Porém, o desenvolvimento de Ken não acaba aqui. Na quarta parte do segundo arco, Oikawa rapta-o e conta-lhe tudo: que sabe que Ken foi infetado por uma semente da Escuridão, que esta é a responsável pelas suas capacidades atléticas e académicas sobrenaturais, mas que, como contrapartida, predispõe-no para as Trevas. O plano inicial de Oikawa era encher o Mundo Digimon de Torres Negras, que alterassem o equilíbrio entre o Mundo Real e o Digital, permitindo-lhe visitar o Mundo Digimon. Quando isso falhou, Arukenimon e Mummymon encorajaram BlackWarGreymon a destruir as Pedras Sagradas (não me parece que isto fizesse parte do plano de Oikawa, parece-me mais um acaso feliz e... conveniente, mas também, conforme referi aqui, esse mini-arco fez pouco sentido).

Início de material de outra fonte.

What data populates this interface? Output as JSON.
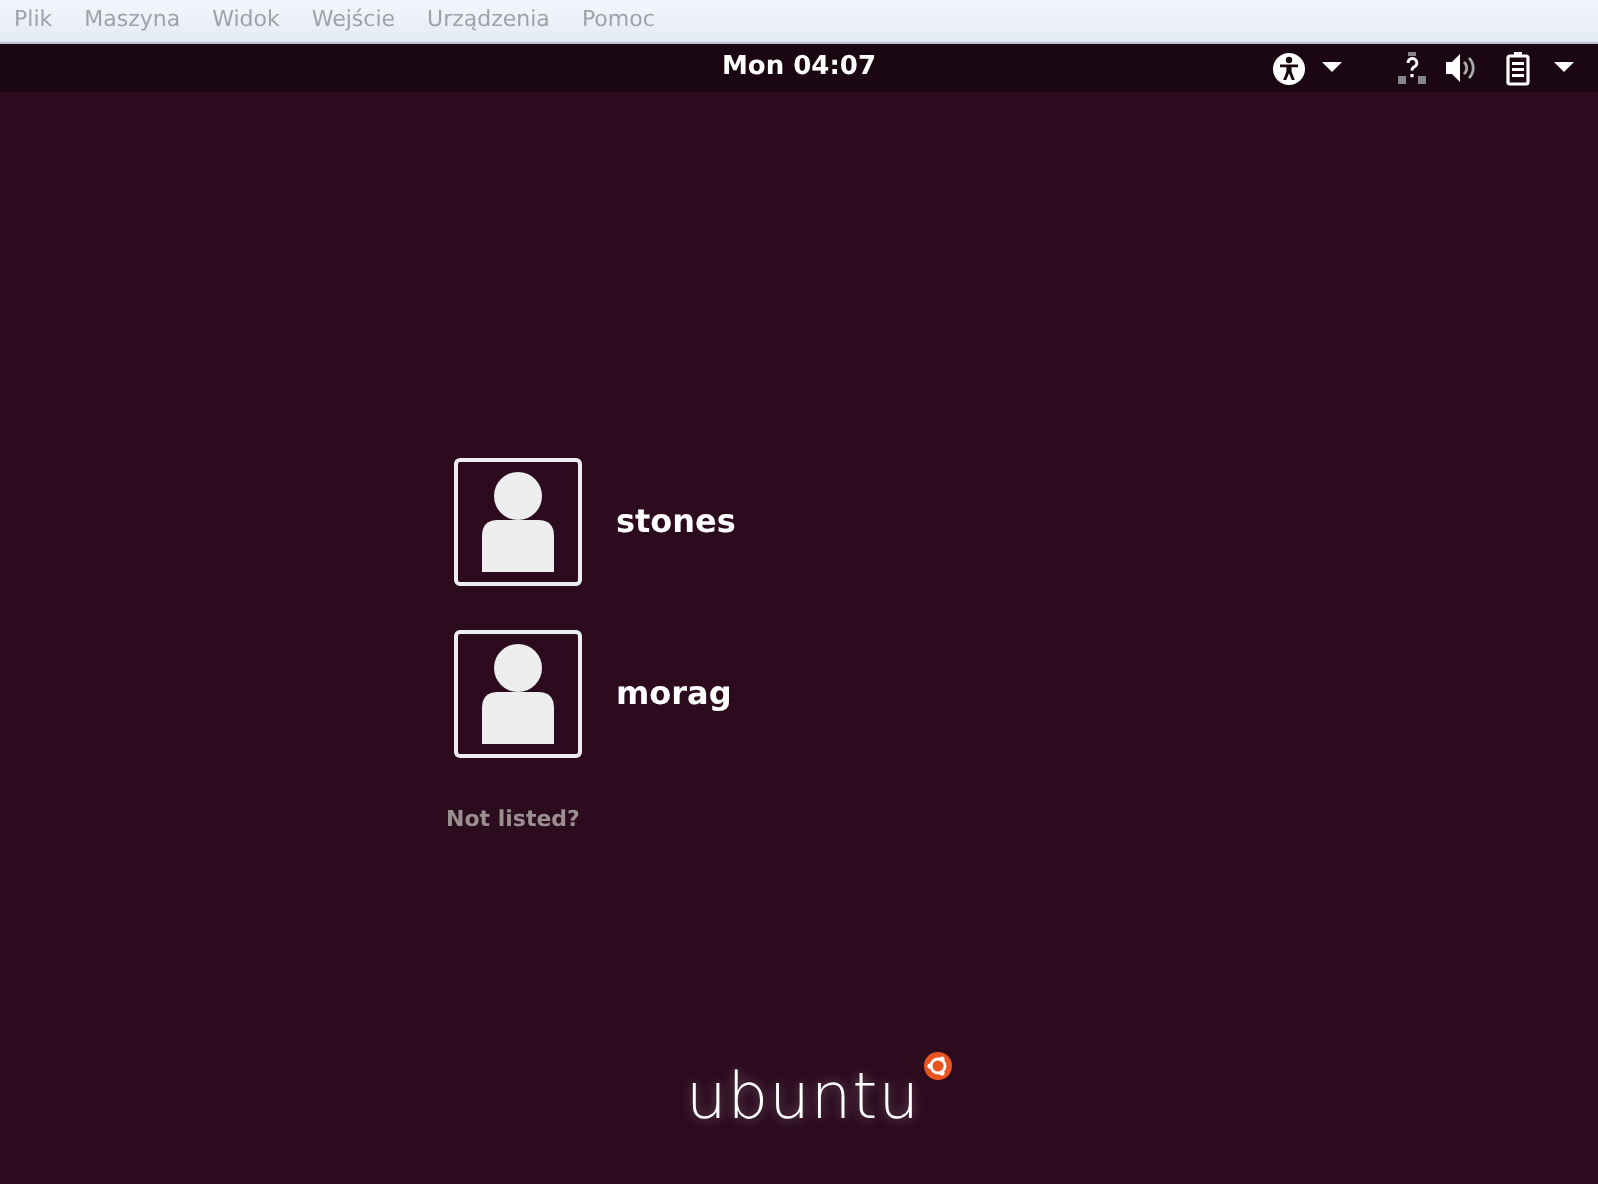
{
  "menu_bar": [
    "Plik",
    "Maszyna",
    "Widok",
    "Wejście",
    "Urządzenia",
    "Pomoc"
  ],
  "top_panel": {
    "clock": "Mon 04:07"
  },
  "users": [
    {
      "name": "stones"
    },
    {
      "name": "morag"
    }
  ],
  "not_listed": "Not listed?",
  "logo": "ubuntu"
}
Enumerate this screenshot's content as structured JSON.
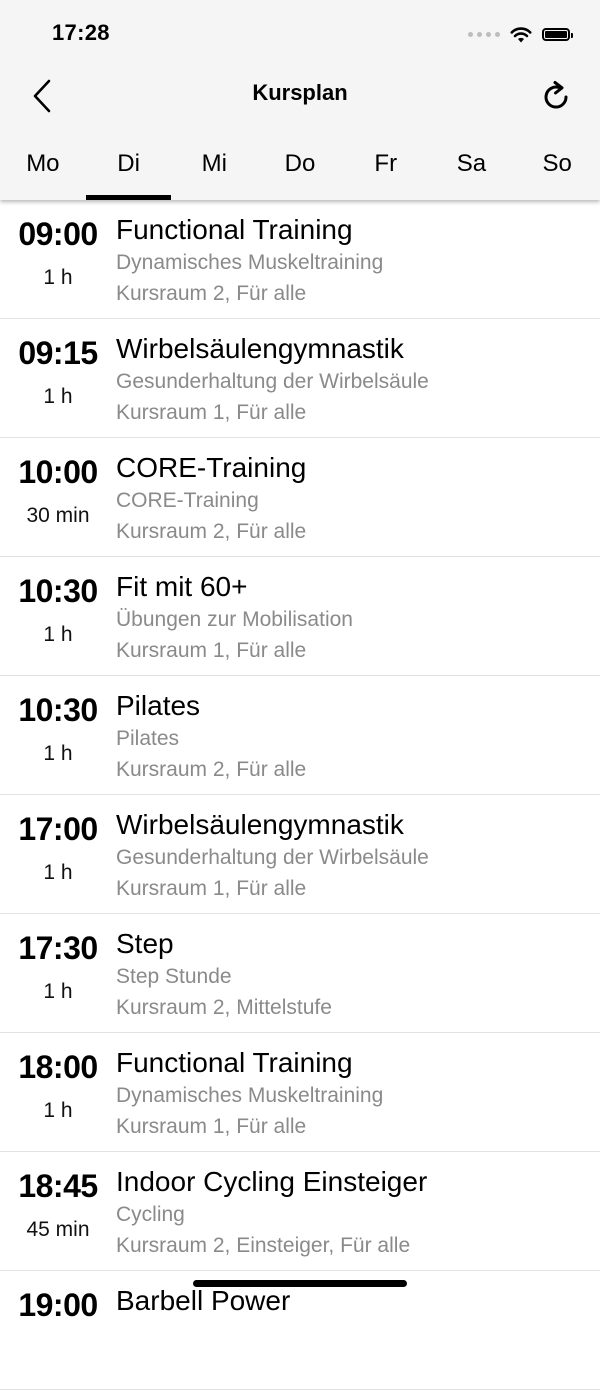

Quando isso falhou, enquanto as Crianças Escolhidas andavam ocupadas destruindo Torres Negras por todo o Mundo, Oikawa e os seus minions, Arukenimon e Mummymon abordaram várias crianças inseguras e de baixa auto-estima, convencendo-lhes que podiam dar-lhes os super-poderes que haviam feito de Ken um menino-prodígio. E, de facto, quando Oikawa rapta Ken, a sua Semente da Escuridão (que deixara de funcionar no momento em que Ken inicia a sua redenção) é extraída e implantada nessas Crianças. Quando as Sementes desabrochassem, Oikawa usaria o seu poder para abrir um portal para o Mundo Digimon.
Quando era miúda, esta história das Sementes da Escuridão perturbava-me, como perturbaria qualquer criança ou adolescente pressionado pelo desempenho escolar, quer pelos pais, pelos professores ou por eles mesmos. Mesmo hoje, acho assustadoramente realista que uma criança, e mesmo um adulto, esteja disposto a vender a sua alma para se tornar magicamente sobredotado.

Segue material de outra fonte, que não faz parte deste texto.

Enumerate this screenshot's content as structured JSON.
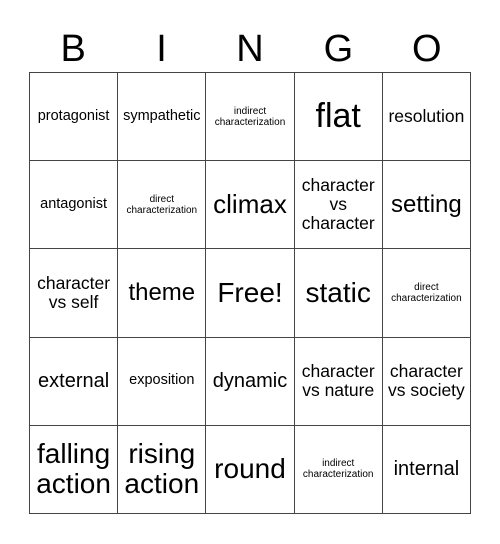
{
  "header": [
    "B",
    "I",
    "N",
    "G",
    "O"
  ],
  "cells": [
    [
      "protagonist",
      "sympathetic",
      "indirect characterization",
      "flat",
      "resolution"
    ],
    [
      "antagonist",
      "direct characterization",
      "climax",
      "character vs character",
      "setting"
    ],
    [
      "character vs self",
      "theme",
      "Free!",
      "static",
      "direct characterization"
    ],
    [
      "external",
      "exposition",
      "dynamic",
      "character vs nature",
      "character vs society"
    ],
    [
      "falling action",
      "rising action",
      "round",
      "indirect characterization",
      "internal"
    ]
  ]
}
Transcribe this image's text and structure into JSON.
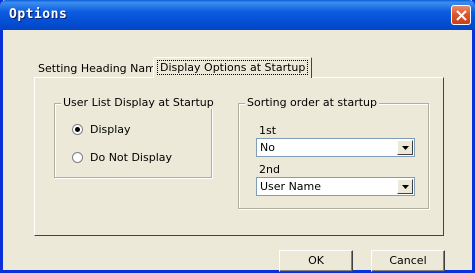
{
  "window": {
    "title": "Options"
  },
  "tabs": [
    {
      "label": "Setting Heading Names",
      "active": false
    },
    {
      "label": "Display Options at Startup",
      "active": true
    }
  ],
  "user_list_group": {
    "title": "User List Display at Startup",
    "options": [
      {
        "label": "Display",
        "checked": true
      },
      {
        "label": "Do Not Display",
        "checked": false
      }
    ]
  },
  "sorting_group": {
    "title": "Sorting order at startup",
    "first": {
      "label": "1st",
      "value": "No"
    },
    "second": {
      "label": "2nd",
      "value": "User Name"
    }
  },
  "buttons": {
    "ok": "OK",
    "cancel": "Cancel"
  }
}
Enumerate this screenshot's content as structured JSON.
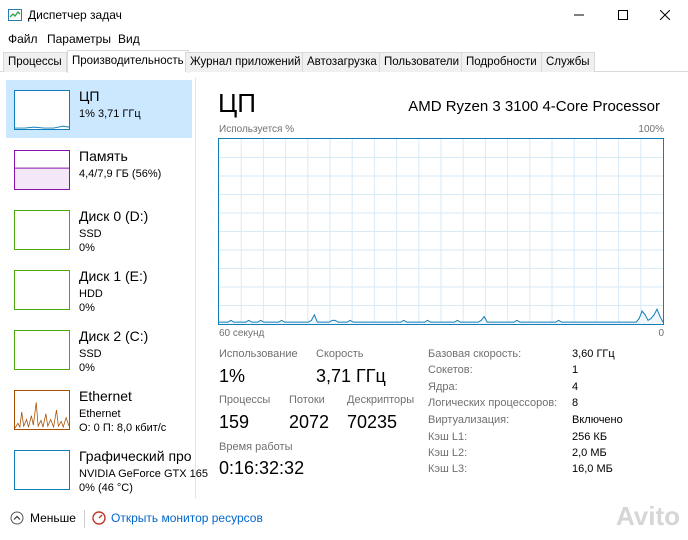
{
  "window": {
    "title": "Диспетчер задач"
  },
  "menu": [
    "Файл",
    "Параметры",
    "Вид"
  ],
  "tabs": [
    "Процессы",
    "Производительность",
    "Журнал приложений",
    "Автозагрузка",
    "Пользователи",
    "Подробности",
    "Службы"
  ],
  "active_tab": "Производительность",
  "sidebar": {
    "items": [
      {
        "title": "ЦП",
        "sub1": "1% 3,71 ГГц",
        "sub2": "",
        "sub3": "",
        "color": "#117dbb"
      },
      {
        "title": "Память",
        "sub1": "4,4/7,9 ГБ (56%)",
        "sub2": "",
        "sub3": "",
        "color": "#8b12ae"
      },
      {
        "title": "Диск 0 (D:)",
        "sub1": "SSD",
        "sub2": "0%",
        "sub3": "",
        "color": "#4da60c"
      },
      {
        "title": "Диск 1 (E:)",
        "sub1": "HDD",
        "sub2": "0%",
        "sub3": "",
        "color": "#4da60c"
      },
      {
        "title": "Диск 2 (C:)",
        "sub1": "SSD",
        "sub2": "0%",
        "sub3": "",
        "color": "#4da60c"
      },
      {
        "title": "Ethernet",
        "sub1": "Ethernet",
        "sub2": "О: 0 П: 8,0 кбит/с",
        "sub3": "",
        "color": "#a74f01"
      },
      {
        "title": "Графический про",
        "sub1": "NVIDIA GeForce GTX 165",
        "sub2": "0% (46 °C)",
        "sub3": "",
        "color": "#117dbb"
      }
    ]
  },
  "main": {
    "title": "ЦП",
    "cpu_model": "AMD Ryzen 3 3100 4-Core Processor",
    "graph_label_left": "Используется %",
    "graph_label_right": "100%",
    "graph_time_left": "60 секунд",
    "graph_time_right": "0",
    "graph_series": [
      1,
      1,
      1,
      1,
      2,
      1,
      1,
      1,
      1,
      1,
      2,
      1,
      1,
      1,
      2,
      1,
      1,
      1,
      1,
      1,
      1,
      2,
      1,
      1,
      1,
      1,
      1,
      1,
      1,
      1,
      1,
      2,
      5,
      1,
      1,
      1,
      1,
      1,
      2,
      2,
      1,
      1,
      1,
      1,
      2,
      1,
      1,
      1,
      1,
      1,
      1,
      1,
      1,
      1,
      1,
      1,
      1,
      1,
      1,
      1,
      1,
      1,
      2,
      1,
      1,
      1,
      1,
      1,
      1,
      1,
      2,
      1,
      1,
      1,
      1,
      1,
      1,
      1,
      1,
      1,
      2,
      1,
      1,
      1,
      1,
      1,
      1,
      1,
      2,
      4,
      1,
      1,
      1,
      1,
      1,
      1,
      1,
      1,
      1,
      1,
      2,
      1,
      1,
      1,
      1,
      1,
      1,
      1,
      1,
      1,
      1,
      1,
      1,
      1,
      2,
      1,
      1,
      1,
      1,
      1,
      1,
      1,
      1,
      1,
      1,
      1,
      1,
      1,
      1,
      1,
      1,
      1,
      1,
      1,
      1,
      1,
      1,
      1,
      1,
      1,
      1,
      3,
      7,
      5,
      2,
      3,
      5,
      8,
      4,
      1
    ],
    "stats": {
      "usage_label": "Использование",
      "usage_value": "1%",
      "speed_label": "Скорость",
      "speed_value": "3,71 ГГц",
      "processes_label": "Процессы",
      "processes_value": "159",
      "threads_label": "Потоки",
      "threads_value": "2072",
      "handles_label": "Дескрипторы",
      "handles_value": "70235",
      "uptime_label": "Время работы",
      "uptime_value": "0:16:32:32"
    },
    "specs": [
      {
        "label": "Базовая скорость:",
        "value": "3,60 ГГц"
      },
      {
        "label": "Сокетов:",
        "value": "1"
      },
      {
        "label": "Ядра:",
        "value": "4"
      },
      {
        "label": "Логических процессоров:",
        "value": "8"
      },
      {
        "label": "Виртуализация:",
        "value": "Включено"
      },
      {
        "label": "Кэш L1:",
        "value": "256 КБ"
      },
      {
        "label": "Кэш L2:",
        "value": "2,0 МБ"
      },
      {
        "label": "Кэш L3:",
        "value": "16,0 МБ"
      }
    ]
  },
  "footer": {
    "less_label": "Меньше",
    "monitor_link": "Открыть монитор ресурсов"
  },
  "watermark": "Avito"
}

Na altura em que Ken é finalmente libertado, os amigos tinham passado as últimas horas lutando contra os minions de Daemon. Eventualmente, as seis Crianças Escolhidas enfrentam Daemon diretamente. No entanto, os heróis não conseguem acabar com ele, nem com todos os seus Digimons na sua máxima força. Uma solução proposta é encerrá-lo num sítio qualquer, onde não pudesse fazer nada. Nessa altura, Ken revela que tem o poder de abrir um portal para o Mar Negro.

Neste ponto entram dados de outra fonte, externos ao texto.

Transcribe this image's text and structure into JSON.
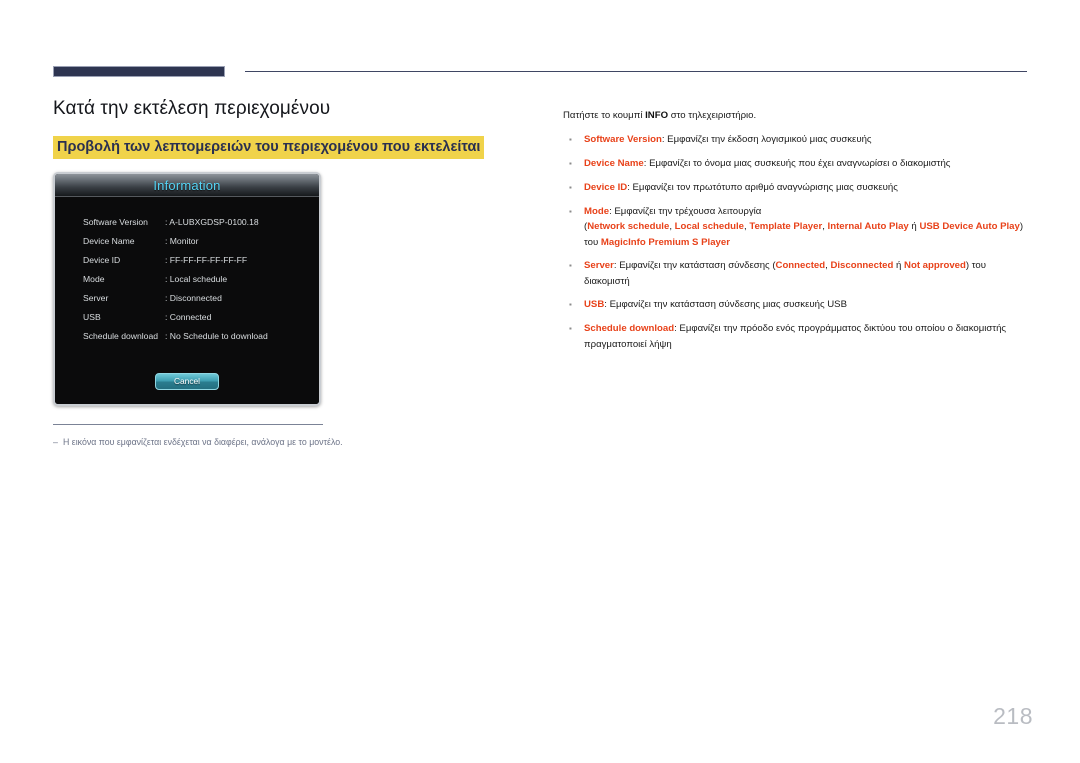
{
  "page": {
    "number": "218",
    "title": "Κατά την εκτέλεση περιεχομένου",
    "subheading": "Προβολή των λεπτομερειών του περιεχομένου που εκτελείται",
    "accent_highlight": "#f0d34a",
    "accent_term": "#e8421a",
    "rule_navy": "#2e3551"
  },
  "dialog": {
    "title": "Information",
    "title_color": "#55d4f5",
    "rows": [
      {
        "label": "Software Version",
        "value": ": A-LUBXGDSP-0100.18"
      },
      {
        "label": "Device Name",
        "value": ": Monitor"
      },
      {
        "label": "Device ID",
        "value": ": FF-FF-FF-FF-FF-FF"
      },
      {
        "label": "Mode",
        "value": ": Local schedule"
      },
      {
        "label": "Server",
        "value": ": Disconnected"
      },
      {
        "label": "USB",
        "value": ": Connected"
      },
      {
        "label": "Schedule download",
        "value": ": No Schedule to download"
      }
    ],
    "cancel_label": "Cancel"
  },
  "note": {
    "rule": true,
    "dash": "‒",
    "text": "Η εικόνα που εμφανίζεται ενδέχεται να διαφέρει, ανάλογα με το μοντέλο."
  },
  "right": {
    "intro_before": "Πατήστε το κουμπί ",
    "intro_bold": "INFO",
    "intro_after": " στο τηλεχειριστήριο.",
    "bullet_marker": "▪",
    "bullets": [
      {
        "parts": [
          {
            "t": "Software Version",
            "hl": true
          },
          {
            "t": ": Εμφανίζει την έκδοση λογισμικού μιας συσκευής",
            "hl": false
          }
        ]
      },
      {
        "parts": [
          {
            "t": "Device Name",
            "hl": true
          },
          {
            "t": ": Εμφανίζει το όνομα μιας συσκευής που έχει αναγνωρίσει ο διακομιστής",
            "hl": false
          }
        ]
      },
      {
        "parts": [
          {
            "t": "Device ID",
            "hl": true
          },
          {
            "t": ": Εμφανίζει τον πρωτότυπο αριθμό αναγνώρισης μιας συσκευής",
            "hl": false
          }
        ]
      },
      {
        "parts": [
          {
            "t": "Mode",
            "hl": true
          },
          {
            "t": ": Εμφανίζει την τρέχουσα λειτουργία",
            "hl": false
          },
          {
            "t": "\n",
            "hl": false
          },
          {
            "t": "(",
            "hl": false
          },
          {
            "t": "Network schedule",
            "hl": true
          },
          {
            "t": ", ",
            "hl": false
          },
          {
            "t": "Local schedule",
            "hl": true
          },
          {
            "t": ", ",
            "hl": false
          },
          {
            "t": "Template Player",
            "hl": true
          },
          {
            "t": ", ",
            "hl": false
          },
          {
            "t": "Internal Auto Play",
            "hl": true
          },
          {
            "t": " ή ",
            "hl": false
          },
          {
            "t": "USB Device Auto Play",
            "hl": true
          },
          {
            "t": ") του ",
            "hl": false
          },
          {
            "t": "MagicInfo Premium S Player",
            "hl": true
          }
        ]
      },
      {
        "parts": [
          {
            "t": "Server",
            "hl": true
          },
          {
            "t": ": Εμφανίζει την κατάσταση σύνδεσης (",
            "hl": false
          },
          {
            "t": "Connected",
            "hl": true
          },
          {
            "t": ", ",
            "hl": false
          },
          {
            "t": "Disconnected",
            "hl": true
          },
          {
            "t": " ή ",
            "hl": false
          },
          {
            "t": "Not approved",
            "hl": true
          },
          {
            "t": ") του διακομιστή",
            "hl": false
          }
        ]
      },
      {
        "parts": [
          {
            "t": "USB",
            "hl": true
          },
          {
            "t": ": Εμφανίζει την κατάσταση σύνδεσης μιας συσκευής USB",
            "hl": false
          }
        ]
      },
      {
        "parts": [
          {
            "t": "Schedule download",
            "hl": true
          },
          {
            "t": ": Εμφανίζει την πρόοδο ενός προγράμματος δικτύου του οποίου ο διακομιστής πραγματοποιεί λήψη",
            "hl": false
          }
        ]
      }
    ]
  }
}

Este é o clímax do desenvolvimento de Ken. Ele nunca escolhera nada do que lhe acontecera nos últimos anos da sua vida. Não escolhera perder o irmão. Não escolhera... bem, ser uma Criança Escolhida. Não escolhera ser infetado por uma Semente da Escuridão nem ser manipulado por Oikawa para que se tornasse o Imperador Digimon. E, no entanto, naquele preciso dia, Ken vira outras crianças escolherem aquilo que arruinara a sua vida. Ao oferecer-se para abrir o portal para o Mar Negro, Ken reconhece o seu lado obscuro, um lado que, mesmo sem a Semente da Escuridão, provavelmente fará sempre parte dele. Porém, naquele momento, não era Arukenimon, nem Oikawa, nem mesmo a própria Escuridão a ditar os termos, a controlar a situação. Era Ken. Ele usará a própria Escuridão para derrotar a Escuridão.
Não que seja fácil. A agonia que Ken sente enquanto tenta resistir à influência das Trevas e/ou do Mar Negro é clara e... sonora. Mas Ken não está sozinho. Nunca teria conseguido anular a influência da Semente da Escuridão se estivesse sozinho, se não tivesse Wormmon, os seus pais, as outras Crianças Escolhidas. São precisamente elas a emprestar-lhe força e coragem para abrir o portal. É de assinalar que a primeira pessoa que corre a ajudar Ken é Kari, que também já tivera de luar contra a influência do Mar Negro. E que a última pessoa, quem relembra a Ken tudo o que já conseguira até ao momento, quem faz o clique final é Davis: aquele que, desde o primeiro momento, acreditara na melhor faceta de Ken.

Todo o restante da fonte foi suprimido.